Satu Cita-cita Untuk Ibu

ani__sie
Chapter #2

2. Sekolah impian

Mariyah memeluk Putri lama sekali. Dia seolah tidak rela melepas sahabatnya itu pergi.

"Lepaskan Mariyah! Sampai kapan kau akan memelukku?" ujar Putri tersenyum.

"Biarkan aku memelukmu sedikit lebih lama. Sekarang aku tidak bisa sering bertemu dengan mu lagi. Aku pasti akan sangat merindukanmu," jawab Mariyah sambil mengeratkan pelukannya.

Putri mengelus-elus pungung Mariyah. Setelah beberapa lama Mariyah akhirnya melepaskan pelukannya.

"Meski pun nanti kau punya banyak teman baru di sana, tolong jangan lupakan aku." Mata Mariyah sudah mulai berembun.

Putri tersenyum seraya menatap sahabatnya itu.

"Kau pikir aku sejahat itu apa. Mana mungkin aku melupakanmu. Bicaramu sungguh asal. Tersenyumlah! Aku ingin senyummu yang mengantarku pergi, bukan air matamu."

Mariyah menghela nafas dalam. Mencoba menahan tangisnya namun gagal. Bulir dari matanya tetap saja beberapa kali menetes.

"Bagaimana ini?

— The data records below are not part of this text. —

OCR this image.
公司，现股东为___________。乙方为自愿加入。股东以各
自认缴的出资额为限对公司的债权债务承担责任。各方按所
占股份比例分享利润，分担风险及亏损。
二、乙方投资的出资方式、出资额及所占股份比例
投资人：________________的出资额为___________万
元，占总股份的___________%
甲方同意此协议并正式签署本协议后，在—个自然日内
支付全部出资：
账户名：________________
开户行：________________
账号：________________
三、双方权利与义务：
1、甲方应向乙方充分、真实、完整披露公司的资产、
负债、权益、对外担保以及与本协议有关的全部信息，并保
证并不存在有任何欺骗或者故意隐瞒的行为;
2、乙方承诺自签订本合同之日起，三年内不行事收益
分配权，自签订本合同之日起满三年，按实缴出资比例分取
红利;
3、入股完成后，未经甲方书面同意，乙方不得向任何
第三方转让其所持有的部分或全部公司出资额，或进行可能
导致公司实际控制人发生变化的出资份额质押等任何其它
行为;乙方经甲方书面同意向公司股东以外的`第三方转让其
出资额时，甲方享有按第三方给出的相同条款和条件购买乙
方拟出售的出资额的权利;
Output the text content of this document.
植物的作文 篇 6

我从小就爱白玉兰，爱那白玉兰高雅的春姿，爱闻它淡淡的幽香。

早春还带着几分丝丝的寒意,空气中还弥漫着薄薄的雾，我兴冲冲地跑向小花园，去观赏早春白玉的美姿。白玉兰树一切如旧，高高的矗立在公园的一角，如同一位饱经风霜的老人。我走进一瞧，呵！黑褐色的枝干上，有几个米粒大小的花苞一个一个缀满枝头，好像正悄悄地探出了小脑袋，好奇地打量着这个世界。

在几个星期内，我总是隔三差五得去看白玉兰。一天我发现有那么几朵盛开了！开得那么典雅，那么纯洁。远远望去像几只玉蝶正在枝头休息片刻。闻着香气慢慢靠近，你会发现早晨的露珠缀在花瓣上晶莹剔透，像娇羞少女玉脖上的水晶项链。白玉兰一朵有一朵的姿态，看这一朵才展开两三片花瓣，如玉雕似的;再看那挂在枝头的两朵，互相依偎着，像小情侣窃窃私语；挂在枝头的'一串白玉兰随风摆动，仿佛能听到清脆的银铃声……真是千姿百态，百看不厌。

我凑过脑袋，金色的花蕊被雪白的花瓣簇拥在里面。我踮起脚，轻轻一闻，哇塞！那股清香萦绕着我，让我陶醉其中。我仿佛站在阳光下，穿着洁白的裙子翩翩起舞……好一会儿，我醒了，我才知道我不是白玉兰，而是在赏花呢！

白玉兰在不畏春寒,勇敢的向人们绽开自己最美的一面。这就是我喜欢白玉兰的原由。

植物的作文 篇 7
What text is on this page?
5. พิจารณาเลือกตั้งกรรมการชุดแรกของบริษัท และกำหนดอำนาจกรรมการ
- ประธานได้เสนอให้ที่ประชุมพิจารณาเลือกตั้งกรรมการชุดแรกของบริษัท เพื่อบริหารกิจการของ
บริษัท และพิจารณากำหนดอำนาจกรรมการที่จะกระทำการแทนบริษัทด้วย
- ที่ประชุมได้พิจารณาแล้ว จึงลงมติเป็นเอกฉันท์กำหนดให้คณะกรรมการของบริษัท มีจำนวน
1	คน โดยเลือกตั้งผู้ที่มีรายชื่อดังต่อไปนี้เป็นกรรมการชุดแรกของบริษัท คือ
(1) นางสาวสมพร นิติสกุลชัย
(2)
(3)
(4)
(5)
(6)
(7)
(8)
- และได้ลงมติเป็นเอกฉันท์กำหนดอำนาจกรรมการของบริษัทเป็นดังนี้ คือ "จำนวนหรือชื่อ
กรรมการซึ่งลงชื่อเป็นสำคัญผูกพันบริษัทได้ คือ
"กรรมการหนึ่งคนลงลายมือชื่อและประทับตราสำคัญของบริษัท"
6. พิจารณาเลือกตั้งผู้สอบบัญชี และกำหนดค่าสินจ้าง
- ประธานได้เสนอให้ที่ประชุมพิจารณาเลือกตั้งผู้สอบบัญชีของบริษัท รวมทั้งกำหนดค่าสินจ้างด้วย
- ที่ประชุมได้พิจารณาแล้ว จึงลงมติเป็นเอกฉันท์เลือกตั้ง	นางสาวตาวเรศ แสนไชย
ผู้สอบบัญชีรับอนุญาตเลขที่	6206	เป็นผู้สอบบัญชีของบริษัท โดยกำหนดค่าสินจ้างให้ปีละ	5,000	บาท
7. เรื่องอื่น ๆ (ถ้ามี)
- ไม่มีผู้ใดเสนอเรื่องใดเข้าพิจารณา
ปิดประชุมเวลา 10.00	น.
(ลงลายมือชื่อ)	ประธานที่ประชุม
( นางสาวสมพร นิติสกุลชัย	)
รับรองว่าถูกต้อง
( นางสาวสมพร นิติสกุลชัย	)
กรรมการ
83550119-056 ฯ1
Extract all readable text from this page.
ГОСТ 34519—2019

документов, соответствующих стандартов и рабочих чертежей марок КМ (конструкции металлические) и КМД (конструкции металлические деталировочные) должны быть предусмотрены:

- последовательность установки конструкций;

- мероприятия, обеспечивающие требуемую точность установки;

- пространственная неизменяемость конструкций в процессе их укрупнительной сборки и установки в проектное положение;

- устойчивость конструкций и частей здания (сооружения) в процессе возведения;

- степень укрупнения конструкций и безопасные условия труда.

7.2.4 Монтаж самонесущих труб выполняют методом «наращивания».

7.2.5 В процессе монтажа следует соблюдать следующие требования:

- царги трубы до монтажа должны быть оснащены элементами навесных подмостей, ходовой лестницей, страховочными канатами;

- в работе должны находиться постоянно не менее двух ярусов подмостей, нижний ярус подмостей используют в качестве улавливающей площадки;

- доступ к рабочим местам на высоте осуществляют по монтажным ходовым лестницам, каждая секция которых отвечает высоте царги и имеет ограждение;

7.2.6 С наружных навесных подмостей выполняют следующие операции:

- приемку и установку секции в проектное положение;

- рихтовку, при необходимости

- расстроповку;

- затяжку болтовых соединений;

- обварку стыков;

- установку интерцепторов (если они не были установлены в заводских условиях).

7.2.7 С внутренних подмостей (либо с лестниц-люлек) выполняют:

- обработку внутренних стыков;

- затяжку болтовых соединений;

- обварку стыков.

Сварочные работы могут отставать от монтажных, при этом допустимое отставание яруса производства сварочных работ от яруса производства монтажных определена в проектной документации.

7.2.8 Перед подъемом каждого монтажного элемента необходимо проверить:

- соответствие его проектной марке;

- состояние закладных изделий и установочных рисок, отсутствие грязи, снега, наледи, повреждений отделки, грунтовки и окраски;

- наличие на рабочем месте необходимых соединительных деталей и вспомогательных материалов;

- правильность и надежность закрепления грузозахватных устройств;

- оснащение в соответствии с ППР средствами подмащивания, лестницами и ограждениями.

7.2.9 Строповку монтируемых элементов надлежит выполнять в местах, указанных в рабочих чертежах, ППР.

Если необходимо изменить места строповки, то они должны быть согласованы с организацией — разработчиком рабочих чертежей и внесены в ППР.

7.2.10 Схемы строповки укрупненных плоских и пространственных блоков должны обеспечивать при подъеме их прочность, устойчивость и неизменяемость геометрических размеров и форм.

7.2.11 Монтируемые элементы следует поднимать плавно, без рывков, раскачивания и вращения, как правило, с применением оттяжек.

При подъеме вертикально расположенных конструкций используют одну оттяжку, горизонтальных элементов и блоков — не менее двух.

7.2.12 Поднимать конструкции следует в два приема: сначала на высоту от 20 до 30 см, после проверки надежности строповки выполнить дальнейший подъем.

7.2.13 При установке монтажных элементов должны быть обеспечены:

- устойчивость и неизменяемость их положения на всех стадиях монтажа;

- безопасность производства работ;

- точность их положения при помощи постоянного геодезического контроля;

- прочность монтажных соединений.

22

Aku tidak bisa menghentikan air mataku ini." Rengek Mariyah seraya terus mengusap matanya yang basah dengan ke dua telapak tangannya.

Putri tersenyum sedih lalu kembali merengkuh tubuh Mariyah.

"Aku juga pasti akan sangat merindukanmu. Bagiku kau seorang sahabat yang tak kan pernah tergantikan."

Mana mungkin bisa? Mariyah sahabatnya sejak dari SD. Mereka selalu bersama tak terpisahkan. Di mana ada Putri di situ pasti ada Mariyah. Ekonomi keluarga Mariyah lebih beruntung dibanding Putri.

Kala Putri tak punya uang jajan, Mariyah selalu membagi dua uang jajannya dengannya. Bahkan Mariyah selalu membantunya ketika Putri berjualan kue keliling di daerah tempatnya tinggal.

Mariyah melambaikan tangannya. Melepas kepergian Putri dan ibunya. Dia kemudian membentuk tangannya layaknya ponsel dan mendekatkan ke arah telinganya lalu sedikit berseru pada Putri yang masih melihat ke arahnya.

"Jangan lupa menghubungiku."

Putri tersenyum seraya mengangguk.

***

Dengan uang hasil hadiah Bapak Wali Kota, Putri dan ibunya memulai kehidupannya di Jakarta. Menyewa sebuah tempat yang akan dijadikan kedai makanan sebagai mata pencaharian ibunya.

Dengan semangat Putri membantu ibunya membersihkan tempat itu. Di saat ibunya mengepel lantai, Putri yang mengelap kaca-kaca. Lalu menata meja beserta kursinya. Dan kemudian bersama-sama membentangkan spanduk panjang dan mengikatnya di bagian atas kedai.

Putri dan ibunya saling beradu pandang lalu tersenyum melihat kedai mereka.